Reagan can actually say that she is. She specifically denounces the judgmental nature that has become representative of the pro-life movement. Indeed in reading Reagan’s article, she appears to not align with the other colloquial that has also become representative of pro-life movements: being unequivocally anti-choice.

Judgment and condemnation should have no place in a woman’s decision to continue or terminate her pregnancy, and frankly, they have no place in the pro-life movement. This is the time for compassion and love. We don’t want women to run into the abortion clinic because someone is harassing her. We want her to run to us because we are there for her with open arms, ready to help and love her while showing her alternatives to a decision she may regret.

In my previous article, I qualified the moniker “pro-life”:

It is all in how you try to combat the incidence of abortion that makes you pro-life. Do you proselytize and preach, standing around holding signs and shouting, or do you actually try to help the women who are in need?

Reagan makes it clear in her article that she isn’t out to preach and proselytize. She isn’t out to bully and harass women outside abortion clinics. Instead she wants to be the kind of pro-lifer that really needs to be the most vocal members of the movement: the ones who try to make women aware of the other options that exist and help them get what they need.

So while I doubt I could call her pro-choice, and she likely wouldn’t consider herself that either, it’s difficult to tell if she’s anti-choice since she makes no mention of wanting to outlaw abortion. Instead she wants to be proactive in helping women discover the full breadth of their options.

And that is what we need. Along with comprehensive sex education to ensure that women (and men) are aware of their options for preventing pregnancy, we also need a comprehensive pregnancy education that can inform women of all of their options should they become unexpectedly pregnant.

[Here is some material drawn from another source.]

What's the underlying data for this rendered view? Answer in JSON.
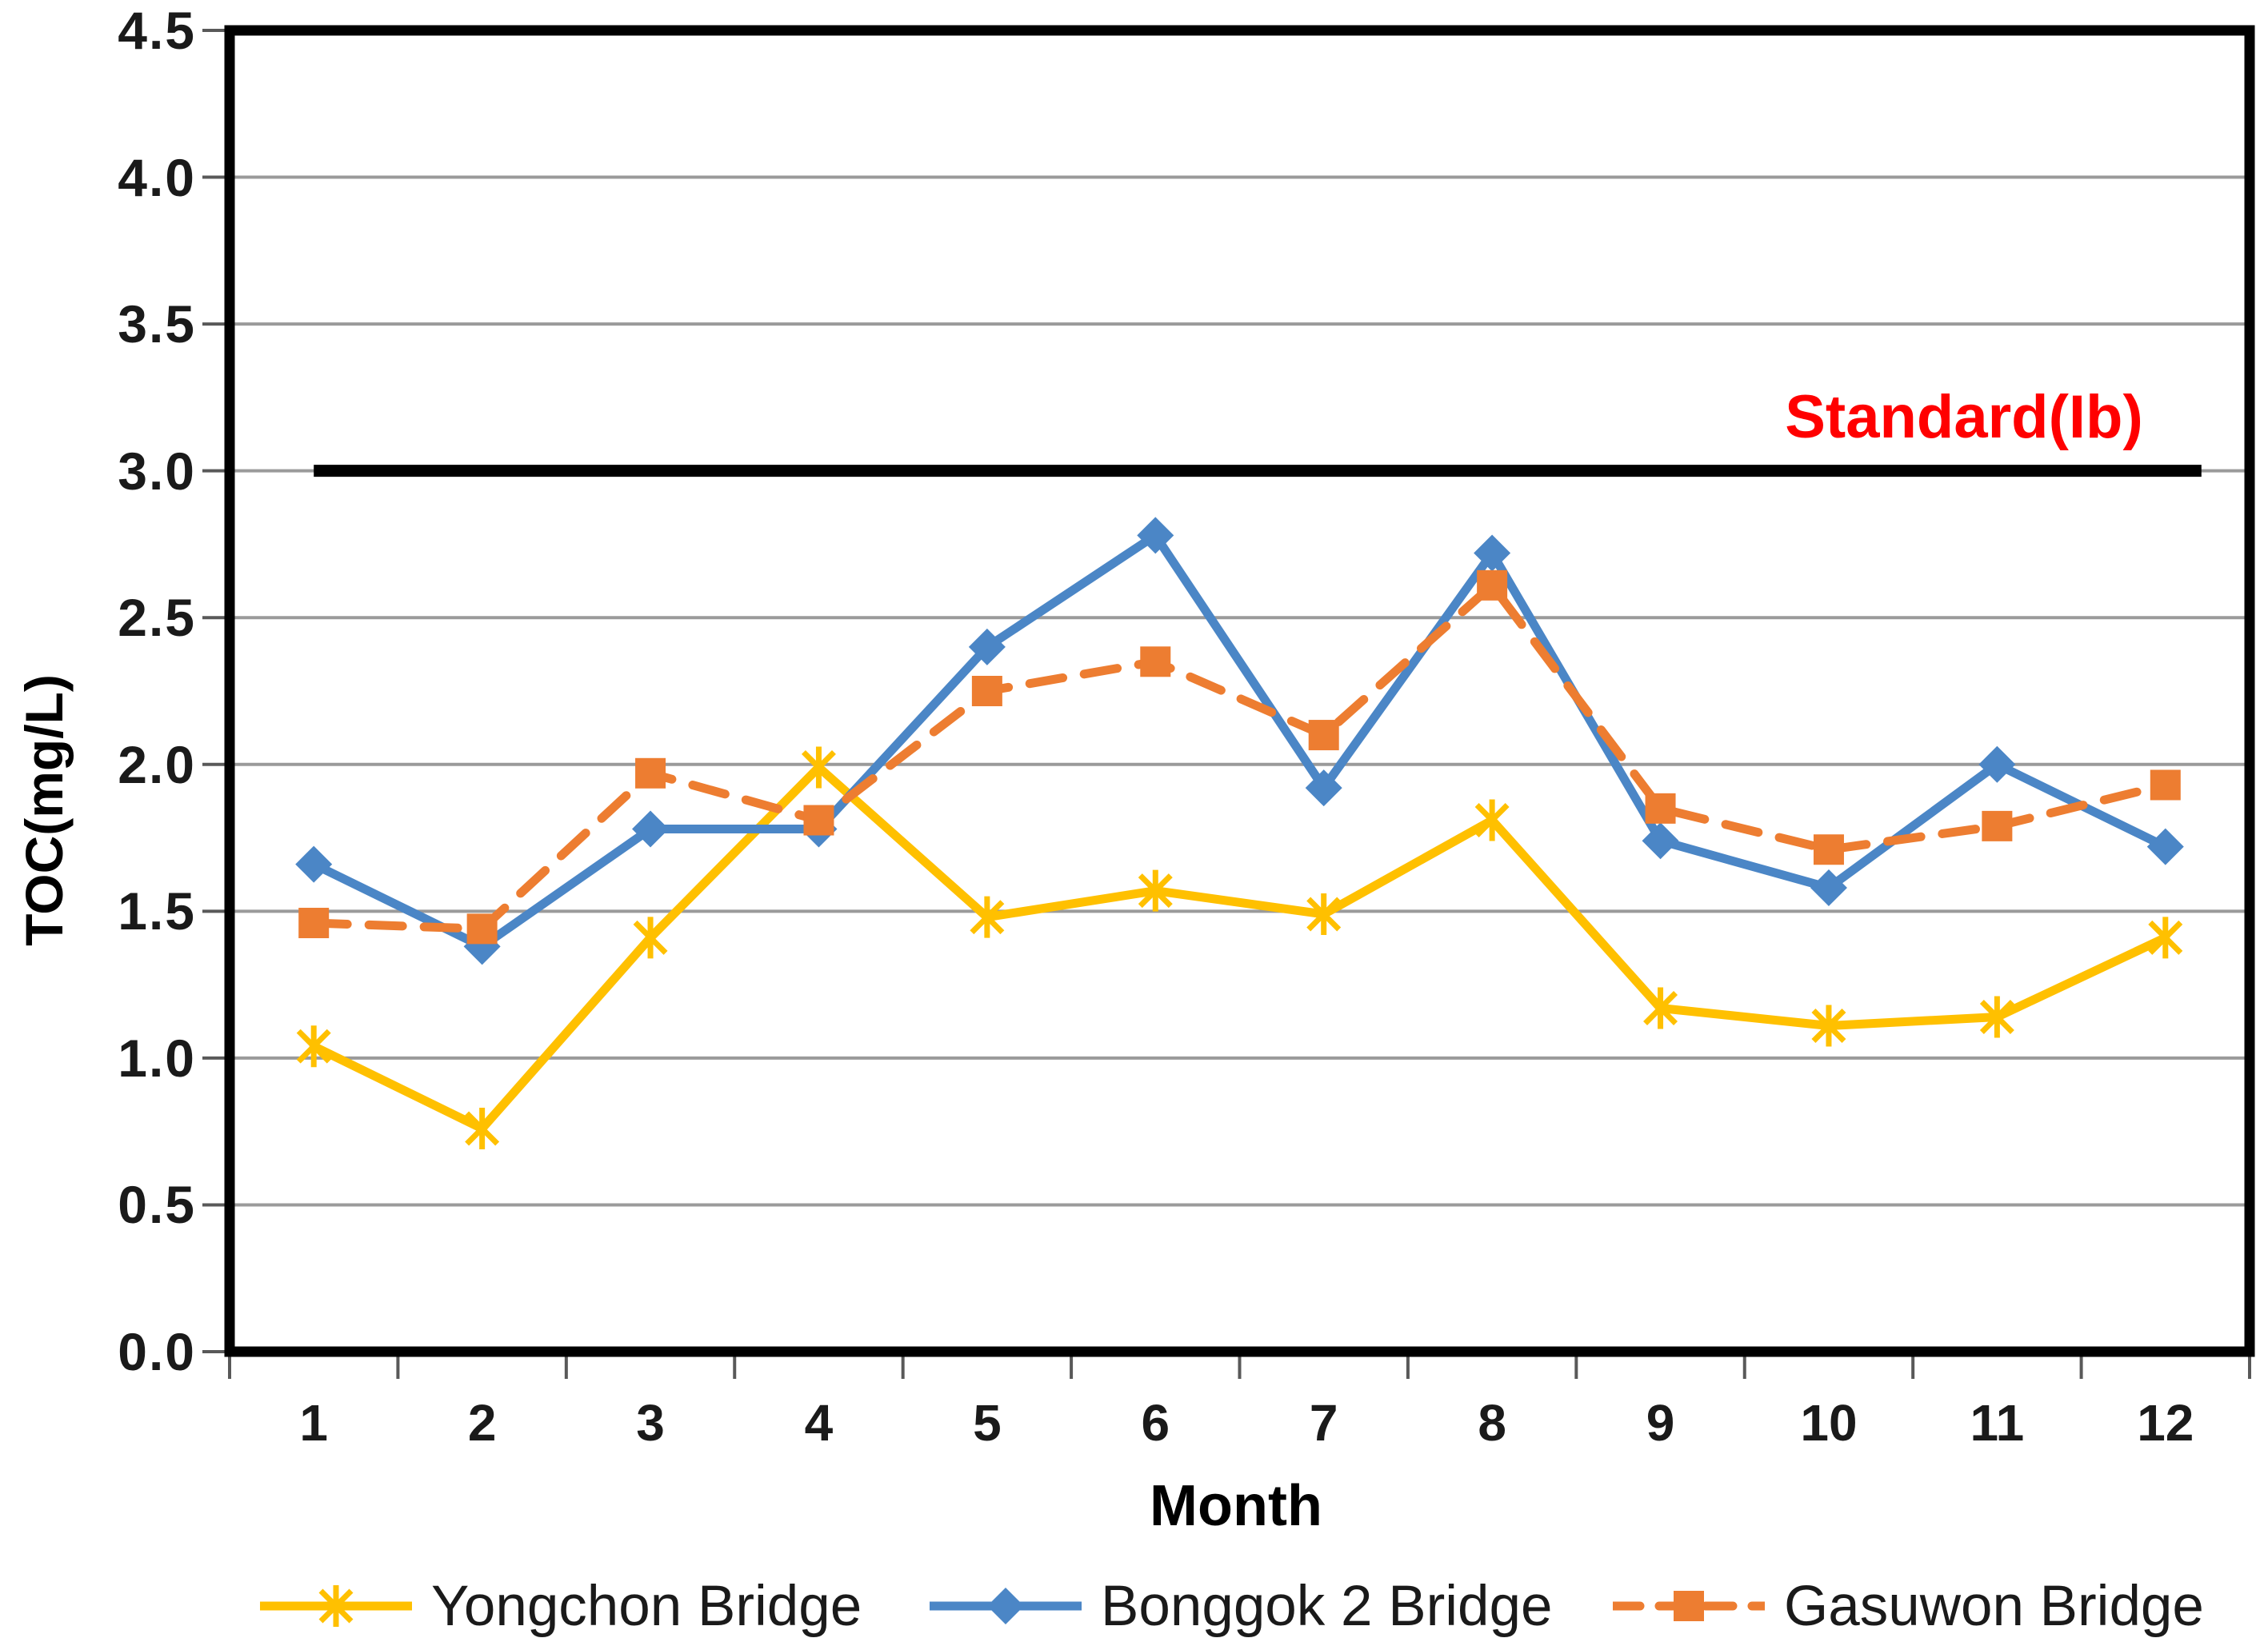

As I said five years ago, telling women to not get an abortion without giving them any other options besides “just don’t get an abortion” isn’t going to help. And while crisis pregnancy centers are certainly problematic, they are at least an option. But there are better options out there, and at least Reagan is one person helping to direct women there.

What Reagan says are the “most compelling words” that an unexpectedly pregnant woman could hear are the words that they are wanting to hear: “I’m going to help you.”

If your “pro-life” activism extends only to trying to pass laws and screaming at those of us who are “pro-choice”, then you’re not doing any good. Take a page from Reagan’s book and lower your voice and actually try to help the women and couples in need. Otherwise you’re not really pro-life. You’re just anti-abortion.